I’ve recently crossed a threshold. I will no longer listen to “good, Christian people” explain why we can’t insure that all of our citizens have access to decent food, education, and medical care. “They’re just lazy, doncha know.” Neither will I hear them out when they insist that we need mega-billions to “defend” our country and then call our colonial-like aggression patriotism. “The bad guys want to destroy our Christian nation and take over. Spoiler alert: The bad guys have already taken over. Neither will I pay them heed when they say we cannot send life-saving drugs to countries whose population is being decimated with HIV-AIDS. “It’s their own fault. They are reaping what they sowed.” Neither will I sit still if one of the “older women” in the congregation I no longer attend tells me to put myself under my husband’s authority because God requires such. “Our Creator God designed your husband with the necessary gifts to lead you.” Poppycock!
“But, but, some of these are good, decent people.” Are they? Scratch the surface a bit. Dig a little deeper. I have. Most times, I find neither love, nor mercy—only superficiality. Like an ostrich putting their head in the sand, “I’m not political,” they say, as they go about their daily lives protected by their gender, race, and class. Or, perhaps, they will audaciously say MAGA’s policies such as immigration are good. People suffer unnecessarily as a result of “good” policies! They are unmoved because they (influenced oftentimes by their MAGA-leaning churches) are sure their ideology/theology is derived from correct doctrine.
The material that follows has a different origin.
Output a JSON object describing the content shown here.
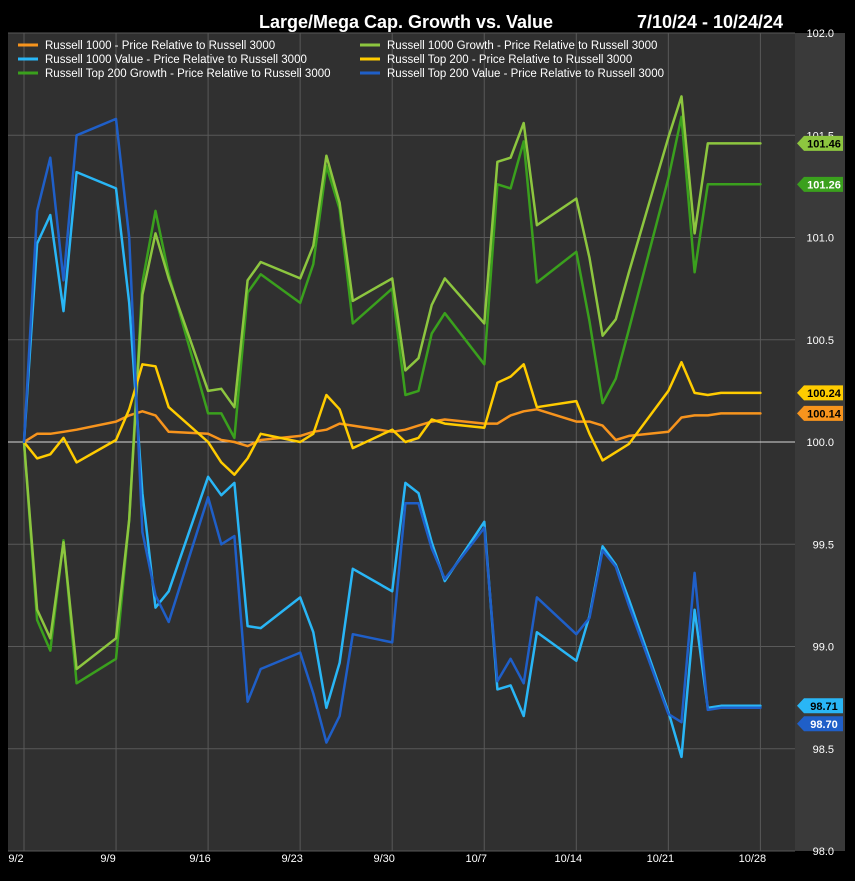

I grew up with the “Christian values” Pressler spewed. I am distraught that I even entertained them as some kind of truth once upon a time.
Today, I am not interested in a society where some people are more equal than others. George Orwell wrote about this in his 1945 novel, ANIMAL FARM. Fundamentalist, evangelical churches have manipulated language, writing rules that justify inequality in their quest to maintain absolute control over the “faithful” along with the rest of us as they proselytize their pure doctrine, written by depraved men.
As a direct result, we now have a vile president who “loves Christians.” Of course he does. They play into his wicked agenda and call it good.